Posts Tagged ‘Erwan Le Corre’

Um, hi. Remember me?

August 8, 2010

Hello, Internet people!

I’ve been absent (not because I love you any less), busy, and tired. Tired like beyond tired tired. So tired that using any adjective other than tired makes me… tired. Why, you ask? Why so… fatigued?

Well. It turns out that as kids get older, they get more mobile. Who knew?? With increased mobility comes increased germ exposure and immune system building yadda yadda. So the past months have looked something like: fine fine SICK fine SICK SICK fine SICK SICK SICK fine. For those of you keeping track, that’s more sicks than fines. All thanks to my little germ-ridden bundle of joy.

(For the record, she is a joy through and through. 18 months old and she does burpees. And can support her bodyweight hanging from a bar. And she does barbell snatches with a toy rolling pin. Squee!)

On to the “busy” half of “busy and tired”: Why so busy?

Well. It turns out that as gyms get older, they get more mobile. More clients means more work! Can’t we just fail quietly and then take a nap? Gah. But noooo, (and now it’s bragging time), instead of napping we published a video that got picked up by places like Mark’s Daily Apple and MovNat.com, generating over ten thousand views.

We’re also in the process of renewing our natural movement selves. Greg just returned from the MovNat Expansion Course in West Virginia with Erwan LeCorre. We’re building new equipment all the time (hello, climbing wall! Hello, battling ropes!). Erwan himself will be joining us in September to spread the love. We bought half a cow from BeaverVale Farms and the lucky ones who got shares will be picking up their bounty this week. We’re starting a brand new Eat REAL Challenge this Saturday. We now carry VitaCoco Coconut Water.

We’ve been busy. Life is good.

MovNat

December 21, 2009

This weekend I took a MovNat seminar (an updated interpretation of La Methode Naturelle) with Erwan Le Corre, and it was effing amazing. To perform true natural movements is to “fall in love with moving”, as Le Corre puts it. Moving should challenge your physical capacity, but it should above all else be enjoyable.
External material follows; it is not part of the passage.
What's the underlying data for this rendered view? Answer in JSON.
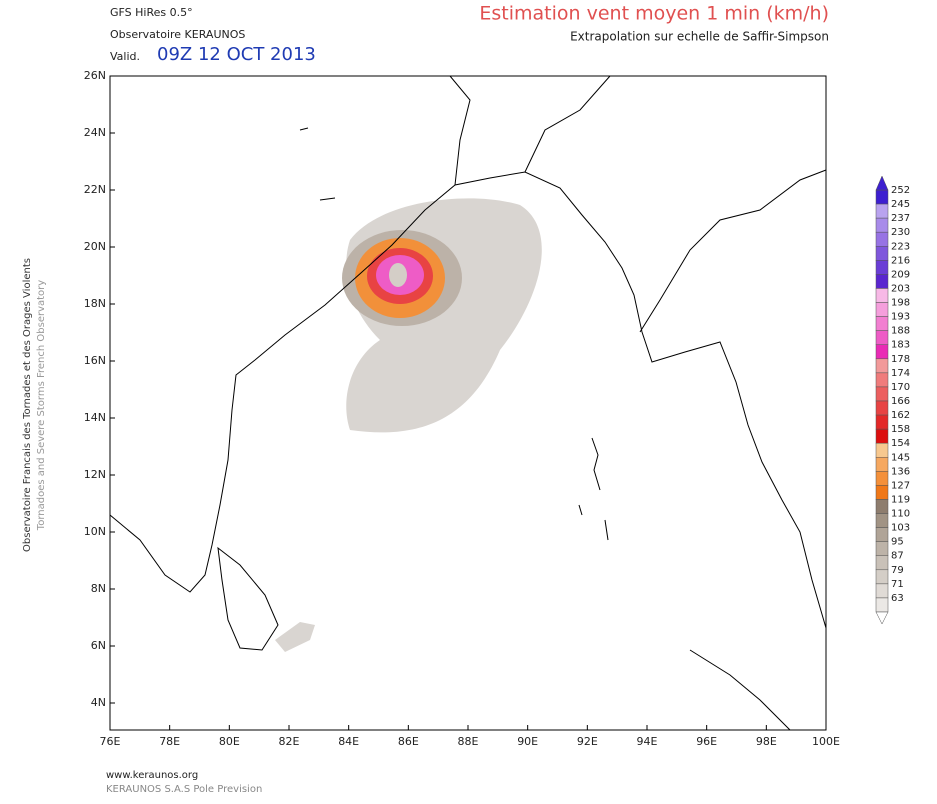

I was a little nervous prior to the seminar, convinced that the other attendees would all be experienced Parkour traceurs with superhuman abilities, and then there’d be me– wondering when the double unders were going to start. I was also concerned about being comfortable, as Greg and Summer had both warned me that the outdoor training was very windy and cold. I pictured having to belly-crawl over frozen earth, toss boulders effortlessly into the air, climb spindly saplings to the top using only my pinky finger. I was, of course, mistaken, but only about the degree of intensity. We did belly crawl, but indoors on a wooden floor. We did throw rocks, just not boulders. The climbing took place on a pullup bar, not a sapling, and I was allowed to use both hands (and legs!) to get up.

We spent most of the day engaging in physical play and exploration, with a sprinkling of technique to round things out. The great thing about the human body is that it already has an excellent knowledge of how to move… but occasionally one must unlearn an artificial pattern in order to be more efficient. Running was the big example of a pattern to un-learn… sneakers and running shoes encourage a serious heel strike on each stride, which means that with every step your front leg must absorb the impact of 3-4x your bodyweight. Ugh. A better, easier way to run involves landing softly on the mid-foot, and allowing gravity to pull you along. The day after a 10 km run, only your calves should hurt. If your quads are sore, you’re doing something very wrong.

My least favorite drill involved leaping into and vaulting over a park bench. I would watch others perform the jump, think “I can totally do that!” and as soon as I began my approach the bench would seem to triple in size and pointiness. I could picture all the ways I’d get hurt. Erwan was happy to break the movement down into very simple steps, allowing me to begin a training progression that would eventually lead to a full vault, sans fear. According to the MovNat philosophy, this means that I should work heavily on jumping. Sigh.

I loved the idea of a workout being “play”, more fun than work, and engage your whole focus. If you can chat or watch TV, you’re not connected to what your body is doing. I could very clearly imagine an entire workout based around heaving big rocks into a lake… can’t wait to get some other MovNat-ers together in the new year to go outside and have some fun!